Pawel Althamer
Like it or not, materials have their associations, and a certain costly hardwood may be forever haunted by Paul McCartney and Stevie Wonder’s 1982 duet, ‘Ebony and Ivory’. Imagine my misgivings, then, on entering Pawel Althamer’s exhibition, ‘Black Market’, to find a tableau of Africana, hand-carved in ebony. The scene was set off by a specially installed white PVC floor, while in the adjacent corner, three men of African descent milled around a workbench, strewn with jet-black shavings and sawdust. Nothing burns like the subject of race in America. What about in a white cube in a courtyard in Berlin?
Althamer’s sculptural mise en scene is race rendered art-historical: the Western artist’s studio, flooded with the influence of the ‘Dark Continent’. A black shipping palette bore a prone, carved figure, larger than life-size, with cowry shells inset for eyes. Around it lay the stuff of the studio – numerous tools, a chair, coffee cup and mobile phone (all exactingly carved, like a gothic cover-version of a Fischli/Weiss installation) – while shelves displayed the Africana: figurines, animals and mask-like faces (also a hand-grenade, a machete and a model airplane). On the wall, mixed in with doodles made with stubs of ebony by visitors to the exhibition, a sketch by the artist portrayed the whole scene as a still life in an art academy.
What felt academic, in fact, were the workers. Althamer is well known for incorporating immigrant labourers, community members or children into his projects, as are a number of artists these days. Is it possible that the deployment of existing communities, of economies of labour, has become a style? If so, Althamer deserves credit as a founding member of this approach, and is generally among its most nuanced practitioners. In fact, once you get past the hot-button title and the generic au courant academicism, the threads of the initial assumptions you might have about ‘Black Market’ productively unravel. The ‘workers’, for instance, weren’t exactly that. Neither handworkers nor local immigrants, they were African-Poles whom Althamer met in Warsaw, more accustomed to work as translators and theatre actors than as craftsmen. After carving many of the objects himself, the artist left his apprentice-collaborators to fill in, pulling pieces of raw ebony from a bin and working them with increasing confidence. In this allegory of influence, Althamer deftly flipped the arrow of expertise and instruction. Compare the finely crafted coffee cup, rounded with sensitive precision to the rough-hewn, tentative carving of a pipe. Such distinctions open meditation not just on the defunct terms ‘primitive’ and ‘cultivated’, but on that old bugbear ‘skill’.

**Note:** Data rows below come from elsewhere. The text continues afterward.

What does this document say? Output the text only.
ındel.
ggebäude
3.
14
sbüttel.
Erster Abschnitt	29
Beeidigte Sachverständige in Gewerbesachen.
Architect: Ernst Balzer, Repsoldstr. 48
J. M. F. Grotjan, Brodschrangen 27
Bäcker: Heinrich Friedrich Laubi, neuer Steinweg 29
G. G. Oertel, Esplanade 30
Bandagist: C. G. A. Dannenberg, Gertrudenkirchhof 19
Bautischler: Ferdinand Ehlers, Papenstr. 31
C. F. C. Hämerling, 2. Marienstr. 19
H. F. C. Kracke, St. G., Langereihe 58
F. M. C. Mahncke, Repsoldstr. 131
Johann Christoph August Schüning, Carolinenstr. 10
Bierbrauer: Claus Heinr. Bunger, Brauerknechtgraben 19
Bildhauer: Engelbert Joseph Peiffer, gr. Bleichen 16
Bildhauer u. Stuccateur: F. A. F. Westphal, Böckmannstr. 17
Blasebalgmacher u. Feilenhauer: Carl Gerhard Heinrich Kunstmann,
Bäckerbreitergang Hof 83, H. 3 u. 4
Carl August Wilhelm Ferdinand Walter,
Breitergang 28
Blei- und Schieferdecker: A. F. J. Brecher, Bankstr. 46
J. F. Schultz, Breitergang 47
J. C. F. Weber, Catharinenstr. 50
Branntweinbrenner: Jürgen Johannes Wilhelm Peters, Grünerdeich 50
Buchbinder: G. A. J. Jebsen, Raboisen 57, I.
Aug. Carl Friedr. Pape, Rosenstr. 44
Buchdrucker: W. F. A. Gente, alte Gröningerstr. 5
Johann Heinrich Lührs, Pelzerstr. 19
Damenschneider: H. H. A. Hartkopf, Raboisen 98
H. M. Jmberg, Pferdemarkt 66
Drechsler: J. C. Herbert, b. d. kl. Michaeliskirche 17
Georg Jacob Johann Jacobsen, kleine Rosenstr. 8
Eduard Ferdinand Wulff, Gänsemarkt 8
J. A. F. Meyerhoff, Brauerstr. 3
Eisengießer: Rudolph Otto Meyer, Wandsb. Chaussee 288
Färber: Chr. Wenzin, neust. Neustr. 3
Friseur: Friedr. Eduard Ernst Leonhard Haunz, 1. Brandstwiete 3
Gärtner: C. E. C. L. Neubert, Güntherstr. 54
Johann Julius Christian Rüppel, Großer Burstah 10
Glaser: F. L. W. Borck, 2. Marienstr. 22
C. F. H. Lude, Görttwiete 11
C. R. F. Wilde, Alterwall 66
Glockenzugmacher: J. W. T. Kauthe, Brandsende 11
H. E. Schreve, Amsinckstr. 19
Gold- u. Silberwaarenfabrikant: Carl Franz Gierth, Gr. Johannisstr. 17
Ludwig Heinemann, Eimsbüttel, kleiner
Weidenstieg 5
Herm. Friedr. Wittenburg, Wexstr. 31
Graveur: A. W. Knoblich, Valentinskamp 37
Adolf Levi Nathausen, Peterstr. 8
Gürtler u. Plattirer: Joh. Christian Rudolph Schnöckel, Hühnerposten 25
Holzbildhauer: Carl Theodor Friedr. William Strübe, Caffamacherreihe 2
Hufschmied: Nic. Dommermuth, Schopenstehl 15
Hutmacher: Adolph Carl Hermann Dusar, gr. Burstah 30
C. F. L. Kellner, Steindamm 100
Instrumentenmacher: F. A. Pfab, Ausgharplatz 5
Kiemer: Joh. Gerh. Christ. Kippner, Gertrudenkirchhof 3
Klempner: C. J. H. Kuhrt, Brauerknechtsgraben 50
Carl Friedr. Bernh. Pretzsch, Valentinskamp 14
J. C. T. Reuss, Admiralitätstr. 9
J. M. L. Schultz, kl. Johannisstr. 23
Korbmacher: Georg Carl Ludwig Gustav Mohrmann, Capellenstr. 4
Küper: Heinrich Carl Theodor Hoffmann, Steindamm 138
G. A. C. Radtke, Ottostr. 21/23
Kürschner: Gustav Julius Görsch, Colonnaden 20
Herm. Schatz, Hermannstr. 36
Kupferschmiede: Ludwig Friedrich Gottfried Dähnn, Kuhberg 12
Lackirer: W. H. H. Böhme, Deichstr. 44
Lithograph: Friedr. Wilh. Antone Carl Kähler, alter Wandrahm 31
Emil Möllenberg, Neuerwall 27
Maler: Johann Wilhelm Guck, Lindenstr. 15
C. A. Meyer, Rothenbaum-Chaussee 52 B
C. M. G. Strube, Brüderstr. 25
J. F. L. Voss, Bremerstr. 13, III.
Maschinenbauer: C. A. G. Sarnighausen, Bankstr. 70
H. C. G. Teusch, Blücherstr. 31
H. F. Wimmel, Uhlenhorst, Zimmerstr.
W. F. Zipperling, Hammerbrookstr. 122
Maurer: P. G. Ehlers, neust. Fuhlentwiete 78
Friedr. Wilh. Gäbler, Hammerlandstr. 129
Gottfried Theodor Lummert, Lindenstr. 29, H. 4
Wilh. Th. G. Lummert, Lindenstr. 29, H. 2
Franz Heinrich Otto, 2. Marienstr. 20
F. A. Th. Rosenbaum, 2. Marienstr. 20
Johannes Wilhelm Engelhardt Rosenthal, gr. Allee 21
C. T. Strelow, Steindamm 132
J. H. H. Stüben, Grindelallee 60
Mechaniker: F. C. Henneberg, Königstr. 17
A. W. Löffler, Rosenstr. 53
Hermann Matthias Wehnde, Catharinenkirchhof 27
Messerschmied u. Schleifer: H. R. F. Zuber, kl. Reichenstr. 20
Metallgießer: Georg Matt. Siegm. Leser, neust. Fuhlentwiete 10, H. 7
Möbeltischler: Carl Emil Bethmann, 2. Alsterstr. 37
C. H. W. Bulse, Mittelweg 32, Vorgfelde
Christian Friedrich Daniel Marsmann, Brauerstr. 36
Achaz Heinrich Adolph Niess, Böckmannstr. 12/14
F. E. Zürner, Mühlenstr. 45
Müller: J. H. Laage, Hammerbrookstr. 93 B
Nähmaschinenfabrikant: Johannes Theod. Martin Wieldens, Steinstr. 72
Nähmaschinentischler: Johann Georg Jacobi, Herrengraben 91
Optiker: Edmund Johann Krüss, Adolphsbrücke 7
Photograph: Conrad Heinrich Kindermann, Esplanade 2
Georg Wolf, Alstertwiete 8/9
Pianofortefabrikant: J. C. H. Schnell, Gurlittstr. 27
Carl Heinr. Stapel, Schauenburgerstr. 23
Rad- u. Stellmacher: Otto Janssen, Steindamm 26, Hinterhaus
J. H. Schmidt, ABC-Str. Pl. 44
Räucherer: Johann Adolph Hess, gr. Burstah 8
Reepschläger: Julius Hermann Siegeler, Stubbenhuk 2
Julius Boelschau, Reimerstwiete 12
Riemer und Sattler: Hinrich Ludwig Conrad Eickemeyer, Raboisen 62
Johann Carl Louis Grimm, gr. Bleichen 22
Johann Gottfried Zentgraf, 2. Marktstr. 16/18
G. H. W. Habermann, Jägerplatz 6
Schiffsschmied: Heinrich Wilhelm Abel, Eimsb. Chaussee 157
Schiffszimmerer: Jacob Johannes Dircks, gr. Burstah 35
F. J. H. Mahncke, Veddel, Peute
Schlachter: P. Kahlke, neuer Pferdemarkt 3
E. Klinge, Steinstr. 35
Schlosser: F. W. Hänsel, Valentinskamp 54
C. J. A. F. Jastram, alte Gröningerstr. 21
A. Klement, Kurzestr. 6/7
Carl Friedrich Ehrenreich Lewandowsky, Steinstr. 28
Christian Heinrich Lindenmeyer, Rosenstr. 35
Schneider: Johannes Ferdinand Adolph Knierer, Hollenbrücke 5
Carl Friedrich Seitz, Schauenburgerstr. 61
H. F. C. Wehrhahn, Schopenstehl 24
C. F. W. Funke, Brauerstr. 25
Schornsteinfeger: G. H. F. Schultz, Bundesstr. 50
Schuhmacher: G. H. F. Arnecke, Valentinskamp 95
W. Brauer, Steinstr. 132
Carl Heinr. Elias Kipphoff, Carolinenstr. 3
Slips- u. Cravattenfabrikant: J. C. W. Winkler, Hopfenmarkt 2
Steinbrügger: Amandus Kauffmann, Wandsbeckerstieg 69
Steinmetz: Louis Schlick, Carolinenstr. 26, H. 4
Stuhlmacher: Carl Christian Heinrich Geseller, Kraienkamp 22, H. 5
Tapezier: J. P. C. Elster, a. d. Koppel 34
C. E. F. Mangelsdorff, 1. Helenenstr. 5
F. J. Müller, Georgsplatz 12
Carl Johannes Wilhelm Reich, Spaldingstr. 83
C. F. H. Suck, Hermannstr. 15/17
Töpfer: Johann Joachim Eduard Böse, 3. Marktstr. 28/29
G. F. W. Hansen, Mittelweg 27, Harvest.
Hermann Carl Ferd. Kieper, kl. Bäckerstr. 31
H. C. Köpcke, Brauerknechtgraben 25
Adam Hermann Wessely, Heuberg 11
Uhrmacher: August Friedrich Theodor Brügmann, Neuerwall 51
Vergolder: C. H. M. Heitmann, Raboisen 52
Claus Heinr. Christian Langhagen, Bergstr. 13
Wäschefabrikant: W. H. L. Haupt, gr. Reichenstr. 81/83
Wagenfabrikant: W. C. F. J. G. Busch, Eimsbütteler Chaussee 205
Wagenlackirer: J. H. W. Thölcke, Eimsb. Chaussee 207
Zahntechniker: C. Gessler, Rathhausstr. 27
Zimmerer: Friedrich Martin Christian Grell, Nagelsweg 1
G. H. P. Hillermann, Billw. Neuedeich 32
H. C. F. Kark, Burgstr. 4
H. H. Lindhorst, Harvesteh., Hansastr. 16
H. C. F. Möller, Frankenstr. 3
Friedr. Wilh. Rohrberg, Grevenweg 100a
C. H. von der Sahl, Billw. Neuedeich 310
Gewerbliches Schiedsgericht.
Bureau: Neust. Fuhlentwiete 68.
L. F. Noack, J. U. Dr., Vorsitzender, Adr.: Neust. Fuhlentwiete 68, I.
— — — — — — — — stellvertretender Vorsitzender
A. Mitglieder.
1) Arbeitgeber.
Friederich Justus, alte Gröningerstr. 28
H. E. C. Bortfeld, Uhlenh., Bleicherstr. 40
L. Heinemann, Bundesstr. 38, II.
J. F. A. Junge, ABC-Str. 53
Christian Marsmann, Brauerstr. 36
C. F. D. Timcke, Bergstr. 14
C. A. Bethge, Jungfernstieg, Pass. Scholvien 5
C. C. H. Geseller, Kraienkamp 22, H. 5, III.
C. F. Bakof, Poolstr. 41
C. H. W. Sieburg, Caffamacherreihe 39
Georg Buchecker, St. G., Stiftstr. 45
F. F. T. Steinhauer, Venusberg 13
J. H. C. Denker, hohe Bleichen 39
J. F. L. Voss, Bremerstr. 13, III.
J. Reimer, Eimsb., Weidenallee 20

Halfway through the exhibition, his collaborators too packed up, leaving only the artist’s slumbering stand-in – for the wooden figure is indeed a self-portrait. In past works, Althamer has proven to be a master of the surrogate self. Here he was again, looking like something between a Cycladic figure and the Cardiff Giant. While some features were elongated and stylized – it’s tempting to say Africanized – others, like the nose, appeared specific and personal. Meanwhile, the ebony was exquisite, magnetic, loaded with symbolic meaning in the way Joseph Beuys’ materials can be. Surreptitiously, I picked some up. The wood was smooth, dense, much heavier than expected. Then I realized that this show was actually full of stowaways: pieces of smoked oak and stained pine hid among the ebony. Some parts were polished, some rubbed with oil so they looked painted. The simple black-on-black unfolded into an array of idiosyncratic, artisanal decisions. Made by whom?
‘Black Market’ confounds a simple agenda. What is the artist’s relation to Africa? The press release cites a deeply formative trip he took there in 1991. Ultimately, this exhibition may be about (self-)portraiture, but it’s a portrait lodged in society, surrounded by signifiers of acquired skills, influences and aspirations. How can Althamer, or indeed any artist, represent his loves, well aware of their place in history and the troubled currents of society? Africa is merely thematized, but Althamer stages his own engagement as a social activity, a genteel wrestling match with the most loaded of materials.
Stepping back, it was almost difficult to see the sculptures, so gleaming white was the ground, so bluntly high-contrast was the set-up. Yet this strobing between rich detail and glaring divisions drove the exhibition. The same goes for its social set-ups: ‘Ebony and Ivory’, ‘Black Market’. It’s not that the exhibition undermined or critiqued these loaded terms. But it did strive to move social discourse into material discourse, which is neither neutral nor without mystery. It located an idea of the individual whose boundaries shift between engagement, influence, history, community and constant learning.